The survey shows that risk managers and finance executives disagree about which systems and processes contribute most to corporate earnings. While risk managers chose manufacturing equipment and processes as their company's top revenue driver, CFOs most frequently selected delivery and logistics.

In addition, the study reveals a sharp difference of opinion between corporate managers and investment professionals about risks to revenue. Sixty-nine percent of finance and risk managers who participated said property-related hazards pose the greatest risk to their company. These threats include production and supply chain problems, as well as fire, explosion and natural disaster.

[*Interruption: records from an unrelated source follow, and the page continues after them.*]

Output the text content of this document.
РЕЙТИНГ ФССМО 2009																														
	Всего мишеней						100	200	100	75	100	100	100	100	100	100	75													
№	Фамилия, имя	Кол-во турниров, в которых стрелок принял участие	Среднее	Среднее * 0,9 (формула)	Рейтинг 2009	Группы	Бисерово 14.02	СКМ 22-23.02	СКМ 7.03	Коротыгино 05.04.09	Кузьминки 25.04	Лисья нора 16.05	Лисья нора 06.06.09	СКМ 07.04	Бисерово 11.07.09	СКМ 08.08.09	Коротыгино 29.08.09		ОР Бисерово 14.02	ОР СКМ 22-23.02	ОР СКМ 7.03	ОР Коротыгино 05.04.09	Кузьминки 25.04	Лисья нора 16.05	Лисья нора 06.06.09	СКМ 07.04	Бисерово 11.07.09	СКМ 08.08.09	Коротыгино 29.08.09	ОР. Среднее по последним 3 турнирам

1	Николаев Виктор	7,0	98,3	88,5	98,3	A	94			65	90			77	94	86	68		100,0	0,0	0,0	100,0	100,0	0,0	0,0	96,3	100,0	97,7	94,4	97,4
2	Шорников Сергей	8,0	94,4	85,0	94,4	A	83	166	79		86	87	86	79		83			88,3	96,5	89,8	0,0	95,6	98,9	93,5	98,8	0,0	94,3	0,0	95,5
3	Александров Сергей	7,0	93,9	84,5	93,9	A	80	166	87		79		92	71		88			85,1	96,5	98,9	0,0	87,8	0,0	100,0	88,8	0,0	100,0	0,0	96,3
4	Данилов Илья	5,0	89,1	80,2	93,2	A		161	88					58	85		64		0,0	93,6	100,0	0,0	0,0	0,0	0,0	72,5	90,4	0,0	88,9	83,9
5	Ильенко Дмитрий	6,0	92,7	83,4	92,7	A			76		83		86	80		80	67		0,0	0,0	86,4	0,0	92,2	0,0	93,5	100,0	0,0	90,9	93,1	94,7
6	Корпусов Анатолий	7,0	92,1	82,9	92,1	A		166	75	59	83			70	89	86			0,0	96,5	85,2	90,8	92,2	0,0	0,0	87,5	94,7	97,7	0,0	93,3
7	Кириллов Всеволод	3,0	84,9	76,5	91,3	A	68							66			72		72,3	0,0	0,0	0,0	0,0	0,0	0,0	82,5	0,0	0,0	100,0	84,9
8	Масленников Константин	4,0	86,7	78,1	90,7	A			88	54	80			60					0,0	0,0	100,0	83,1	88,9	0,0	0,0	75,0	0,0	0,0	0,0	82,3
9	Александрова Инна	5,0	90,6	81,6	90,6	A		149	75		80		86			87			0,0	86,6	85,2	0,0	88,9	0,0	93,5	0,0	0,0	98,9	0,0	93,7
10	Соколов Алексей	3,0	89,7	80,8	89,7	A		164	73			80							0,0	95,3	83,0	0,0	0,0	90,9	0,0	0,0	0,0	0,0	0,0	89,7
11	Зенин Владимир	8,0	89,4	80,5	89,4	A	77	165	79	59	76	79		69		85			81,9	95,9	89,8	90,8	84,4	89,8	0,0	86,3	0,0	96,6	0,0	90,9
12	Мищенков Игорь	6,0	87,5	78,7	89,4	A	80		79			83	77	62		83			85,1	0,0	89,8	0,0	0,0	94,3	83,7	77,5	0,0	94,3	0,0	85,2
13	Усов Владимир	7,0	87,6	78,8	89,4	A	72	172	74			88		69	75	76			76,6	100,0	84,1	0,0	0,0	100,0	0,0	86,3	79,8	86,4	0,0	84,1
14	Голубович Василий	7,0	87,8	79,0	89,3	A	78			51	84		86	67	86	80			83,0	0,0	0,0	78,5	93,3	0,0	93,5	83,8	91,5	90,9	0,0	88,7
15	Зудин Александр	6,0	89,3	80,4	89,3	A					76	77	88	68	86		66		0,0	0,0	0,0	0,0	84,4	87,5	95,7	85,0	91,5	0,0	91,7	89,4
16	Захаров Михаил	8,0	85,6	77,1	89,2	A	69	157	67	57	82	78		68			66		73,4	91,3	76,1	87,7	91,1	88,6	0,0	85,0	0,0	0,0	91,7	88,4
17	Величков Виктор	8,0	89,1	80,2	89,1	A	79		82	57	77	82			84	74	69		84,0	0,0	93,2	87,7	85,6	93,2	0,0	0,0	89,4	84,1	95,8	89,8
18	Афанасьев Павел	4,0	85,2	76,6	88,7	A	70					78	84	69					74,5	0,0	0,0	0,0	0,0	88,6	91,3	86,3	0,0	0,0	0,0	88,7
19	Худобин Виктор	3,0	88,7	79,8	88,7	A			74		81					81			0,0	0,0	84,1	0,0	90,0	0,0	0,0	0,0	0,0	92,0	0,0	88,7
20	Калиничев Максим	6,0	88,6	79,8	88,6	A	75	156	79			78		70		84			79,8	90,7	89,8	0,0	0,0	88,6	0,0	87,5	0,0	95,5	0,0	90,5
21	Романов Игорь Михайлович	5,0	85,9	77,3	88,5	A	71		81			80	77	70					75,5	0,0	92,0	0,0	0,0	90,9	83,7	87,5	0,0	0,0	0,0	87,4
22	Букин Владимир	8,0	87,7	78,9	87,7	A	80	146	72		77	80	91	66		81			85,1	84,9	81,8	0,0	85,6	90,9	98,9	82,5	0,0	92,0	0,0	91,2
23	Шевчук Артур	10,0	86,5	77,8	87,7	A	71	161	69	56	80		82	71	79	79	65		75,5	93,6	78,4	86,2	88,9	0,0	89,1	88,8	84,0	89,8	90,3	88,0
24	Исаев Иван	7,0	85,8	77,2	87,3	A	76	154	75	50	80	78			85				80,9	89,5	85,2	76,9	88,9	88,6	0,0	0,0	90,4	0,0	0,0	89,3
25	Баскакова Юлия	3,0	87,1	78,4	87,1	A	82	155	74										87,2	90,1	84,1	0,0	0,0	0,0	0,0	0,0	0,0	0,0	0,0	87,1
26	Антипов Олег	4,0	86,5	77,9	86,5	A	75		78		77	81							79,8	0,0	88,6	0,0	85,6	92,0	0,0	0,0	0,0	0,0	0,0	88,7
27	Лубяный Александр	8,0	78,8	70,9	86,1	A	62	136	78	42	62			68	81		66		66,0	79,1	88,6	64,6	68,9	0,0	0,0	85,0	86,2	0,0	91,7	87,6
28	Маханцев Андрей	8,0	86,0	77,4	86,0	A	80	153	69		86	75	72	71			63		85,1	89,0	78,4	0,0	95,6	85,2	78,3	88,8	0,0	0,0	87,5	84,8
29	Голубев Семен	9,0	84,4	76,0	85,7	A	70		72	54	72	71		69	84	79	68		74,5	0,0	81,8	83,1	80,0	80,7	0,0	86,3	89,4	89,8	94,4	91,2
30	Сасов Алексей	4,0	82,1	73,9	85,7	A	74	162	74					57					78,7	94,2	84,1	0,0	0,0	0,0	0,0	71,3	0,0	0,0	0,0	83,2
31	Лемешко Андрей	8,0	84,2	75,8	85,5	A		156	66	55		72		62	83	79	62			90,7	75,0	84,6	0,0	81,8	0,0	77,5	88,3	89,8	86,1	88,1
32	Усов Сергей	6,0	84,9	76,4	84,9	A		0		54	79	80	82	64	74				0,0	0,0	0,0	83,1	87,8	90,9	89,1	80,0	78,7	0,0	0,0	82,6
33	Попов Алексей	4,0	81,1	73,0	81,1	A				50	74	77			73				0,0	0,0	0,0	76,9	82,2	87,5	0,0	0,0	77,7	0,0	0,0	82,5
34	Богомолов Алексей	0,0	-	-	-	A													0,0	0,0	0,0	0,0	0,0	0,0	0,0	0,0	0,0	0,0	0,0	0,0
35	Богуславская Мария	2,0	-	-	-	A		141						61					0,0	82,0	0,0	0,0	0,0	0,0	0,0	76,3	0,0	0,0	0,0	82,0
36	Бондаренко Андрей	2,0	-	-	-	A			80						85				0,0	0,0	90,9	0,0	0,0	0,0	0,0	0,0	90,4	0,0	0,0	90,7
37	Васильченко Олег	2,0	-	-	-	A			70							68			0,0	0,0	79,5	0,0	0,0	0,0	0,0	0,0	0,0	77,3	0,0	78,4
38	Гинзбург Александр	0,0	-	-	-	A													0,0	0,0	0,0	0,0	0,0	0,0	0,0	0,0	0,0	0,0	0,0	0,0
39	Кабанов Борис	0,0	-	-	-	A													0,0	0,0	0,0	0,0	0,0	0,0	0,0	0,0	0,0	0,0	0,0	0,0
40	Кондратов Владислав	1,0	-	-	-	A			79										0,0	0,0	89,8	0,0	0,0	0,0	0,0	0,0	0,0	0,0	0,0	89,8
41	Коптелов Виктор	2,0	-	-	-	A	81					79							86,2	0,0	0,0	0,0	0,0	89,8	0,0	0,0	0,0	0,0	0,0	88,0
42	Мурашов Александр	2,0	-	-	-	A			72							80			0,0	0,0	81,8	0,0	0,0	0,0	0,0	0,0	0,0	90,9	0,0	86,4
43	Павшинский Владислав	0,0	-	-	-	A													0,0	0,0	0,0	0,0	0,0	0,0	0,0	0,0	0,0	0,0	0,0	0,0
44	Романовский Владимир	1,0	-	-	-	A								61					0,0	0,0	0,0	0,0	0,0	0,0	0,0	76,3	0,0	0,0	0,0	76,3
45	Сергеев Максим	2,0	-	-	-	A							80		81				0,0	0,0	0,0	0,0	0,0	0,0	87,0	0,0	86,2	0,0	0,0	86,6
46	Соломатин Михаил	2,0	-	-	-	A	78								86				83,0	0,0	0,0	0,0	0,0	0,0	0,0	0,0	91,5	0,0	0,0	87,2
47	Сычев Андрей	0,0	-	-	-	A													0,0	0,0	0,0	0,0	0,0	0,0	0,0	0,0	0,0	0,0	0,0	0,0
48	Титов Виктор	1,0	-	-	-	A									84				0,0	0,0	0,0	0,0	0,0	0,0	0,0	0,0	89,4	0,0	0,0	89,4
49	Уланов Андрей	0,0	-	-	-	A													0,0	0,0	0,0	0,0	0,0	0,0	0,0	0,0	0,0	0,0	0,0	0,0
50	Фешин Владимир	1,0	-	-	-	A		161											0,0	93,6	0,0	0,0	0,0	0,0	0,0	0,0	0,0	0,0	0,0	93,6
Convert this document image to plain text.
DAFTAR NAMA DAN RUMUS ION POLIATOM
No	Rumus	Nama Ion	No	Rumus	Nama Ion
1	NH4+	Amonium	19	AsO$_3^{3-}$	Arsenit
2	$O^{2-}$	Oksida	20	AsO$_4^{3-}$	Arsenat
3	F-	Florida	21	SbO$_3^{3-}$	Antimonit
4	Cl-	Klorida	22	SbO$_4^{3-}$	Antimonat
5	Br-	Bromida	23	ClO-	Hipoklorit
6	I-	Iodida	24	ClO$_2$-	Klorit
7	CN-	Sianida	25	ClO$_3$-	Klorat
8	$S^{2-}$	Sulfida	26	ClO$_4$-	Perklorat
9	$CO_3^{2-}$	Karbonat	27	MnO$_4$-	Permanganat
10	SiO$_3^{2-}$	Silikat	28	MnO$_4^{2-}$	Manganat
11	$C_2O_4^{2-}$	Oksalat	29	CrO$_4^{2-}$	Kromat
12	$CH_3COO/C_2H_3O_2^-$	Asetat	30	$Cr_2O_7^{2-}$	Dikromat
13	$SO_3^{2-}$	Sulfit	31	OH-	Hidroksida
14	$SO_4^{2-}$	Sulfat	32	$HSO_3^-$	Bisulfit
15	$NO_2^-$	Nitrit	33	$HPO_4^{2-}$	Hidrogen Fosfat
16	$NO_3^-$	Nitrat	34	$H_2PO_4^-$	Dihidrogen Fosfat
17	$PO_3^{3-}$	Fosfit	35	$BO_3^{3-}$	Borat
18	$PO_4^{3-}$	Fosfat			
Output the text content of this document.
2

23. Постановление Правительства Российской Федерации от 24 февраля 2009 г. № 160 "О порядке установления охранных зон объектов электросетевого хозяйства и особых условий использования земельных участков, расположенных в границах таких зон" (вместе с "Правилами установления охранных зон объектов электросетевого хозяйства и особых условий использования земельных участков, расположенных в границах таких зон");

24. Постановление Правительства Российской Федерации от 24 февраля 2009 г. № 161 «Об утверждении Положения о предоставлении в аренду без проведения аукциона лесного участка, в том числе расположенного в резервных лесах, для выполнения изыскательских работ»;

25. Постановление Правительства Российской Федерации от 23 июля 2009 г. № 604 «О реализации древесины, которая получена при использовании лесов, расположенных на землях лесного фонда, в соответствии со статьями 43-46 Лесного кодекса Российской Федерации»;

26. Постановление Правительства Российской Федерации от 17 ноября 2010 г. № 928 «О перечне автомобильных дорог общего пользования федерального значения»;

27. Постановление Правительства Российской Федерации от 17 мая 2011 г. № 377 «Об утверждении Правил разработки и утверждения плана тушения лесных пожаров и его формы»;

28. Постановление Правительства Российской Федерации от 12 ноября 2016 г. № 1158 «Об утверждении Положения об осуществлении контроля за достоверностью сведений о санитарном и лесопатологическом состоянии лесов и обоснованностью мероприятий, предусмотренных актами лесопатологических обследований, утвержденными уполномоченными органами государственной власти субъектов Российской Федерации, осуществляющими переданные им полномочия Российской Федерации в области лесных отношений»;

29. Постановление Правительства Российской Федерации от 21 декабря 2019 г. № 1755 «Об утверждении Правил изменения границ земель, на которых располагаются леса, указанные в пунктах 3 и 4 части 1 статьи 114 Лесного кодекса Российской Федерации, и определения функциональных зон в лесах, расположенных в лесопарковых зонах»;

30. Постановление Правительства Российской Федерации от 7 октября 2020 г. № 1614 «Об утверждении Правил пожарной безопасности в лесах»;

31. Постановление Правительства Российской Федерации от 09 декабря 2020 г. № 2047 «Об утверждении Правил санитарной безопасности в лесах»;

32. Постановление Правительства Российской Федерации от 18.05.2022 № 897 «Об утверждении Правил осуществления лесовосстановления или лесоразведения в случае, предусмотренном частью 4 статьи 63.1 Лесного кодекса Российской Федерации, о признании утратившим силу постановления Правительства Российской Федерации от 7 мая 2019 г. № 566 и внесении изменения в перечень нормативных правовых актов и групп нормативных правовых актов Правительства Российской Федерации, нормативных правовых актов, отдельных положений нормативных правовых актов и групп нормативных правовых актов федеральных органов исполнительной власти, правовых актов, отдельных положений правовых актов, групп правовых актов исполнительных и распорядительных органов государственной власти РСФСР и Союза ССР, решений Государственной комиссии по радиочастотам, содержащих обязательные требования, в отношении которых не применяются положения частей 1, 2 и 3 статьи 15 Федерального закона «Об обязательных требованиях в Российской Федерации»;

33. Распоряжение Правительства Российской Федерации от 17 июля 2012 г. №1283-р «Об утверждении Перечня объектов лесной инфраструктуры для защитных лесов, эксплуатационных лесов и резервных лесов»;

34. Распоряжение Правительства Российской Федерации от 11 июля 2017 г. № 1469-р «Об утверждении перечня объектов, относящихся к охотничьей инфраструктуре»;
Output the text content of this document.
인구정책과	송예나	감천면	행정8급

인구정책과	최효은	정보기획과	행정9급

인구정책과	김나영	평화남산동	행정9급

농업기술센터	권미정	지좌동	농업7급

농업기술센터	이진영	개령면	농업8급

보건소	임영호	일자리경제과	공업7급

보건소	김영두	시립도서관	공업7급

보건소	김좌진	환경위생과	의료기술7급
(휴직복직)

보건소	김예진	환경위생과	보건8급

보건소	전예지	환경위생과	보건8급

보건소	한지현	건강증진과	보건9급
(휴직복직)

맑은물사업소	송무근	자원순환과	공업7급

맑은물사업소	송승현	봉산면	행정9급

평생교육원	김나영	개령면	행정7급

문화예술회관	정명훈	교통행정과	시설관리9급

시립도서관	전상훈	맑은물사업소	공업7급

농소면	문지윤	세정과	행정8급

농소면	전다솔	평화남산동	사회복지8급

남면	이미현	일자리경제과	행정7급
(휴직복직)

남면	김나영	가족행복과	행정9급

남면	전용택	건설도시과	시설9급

However, only 21 percent of the investment professionals chose this risk category as the most problematic. For 79 percent of respondents in the analyst category, events such as possible fluctuations in the pricing of a firm's products and the potential for government or regulatory changes -- along with management or employee malfeasance -- constitute the most significant threats to corporate revenue.
Most of the corporate respondents are confident that their company can protect its top revenue drivers. Eighty percent of them rated their organization's ability in that area as good or excellent. But investment professionals are less sanguine; almost half rated companies' ability to fend off major threats as fair or poor.
Both groups of survey respondents agree, however, that enterprise risk management (ERM) should be -- and is becoming -- a board-level issue. Notes Ruud Bosman, executive vice president of FM Global in Johnston, R.I., "Companies and investment firms are increasingly beginning to recognize that effective risk management programs can help reduce quarter-to-quarter volatility in revenue and contribute to a company's financial performance."
Seventy-eight percent of participating investment professionals reported that they frequently analyze the biggest hazards a company faces, yet more than half rated the quality of risk-related information in financial statements as fair or poor. According to Randy Kroszner, professor of economics at the University of Chicago Graduate School of Business, "The results of the study suggest that investment professionals would reward companies for more complete and detailed disclosures of how they identify and deal with major risks."
Adds Bosman: "Companies may want to enlist the help of their risk managers to help provide investment professionals with a more in-depth perspective of the risk management procedures they have in place to protect top revenue drivers and the value their businesses create."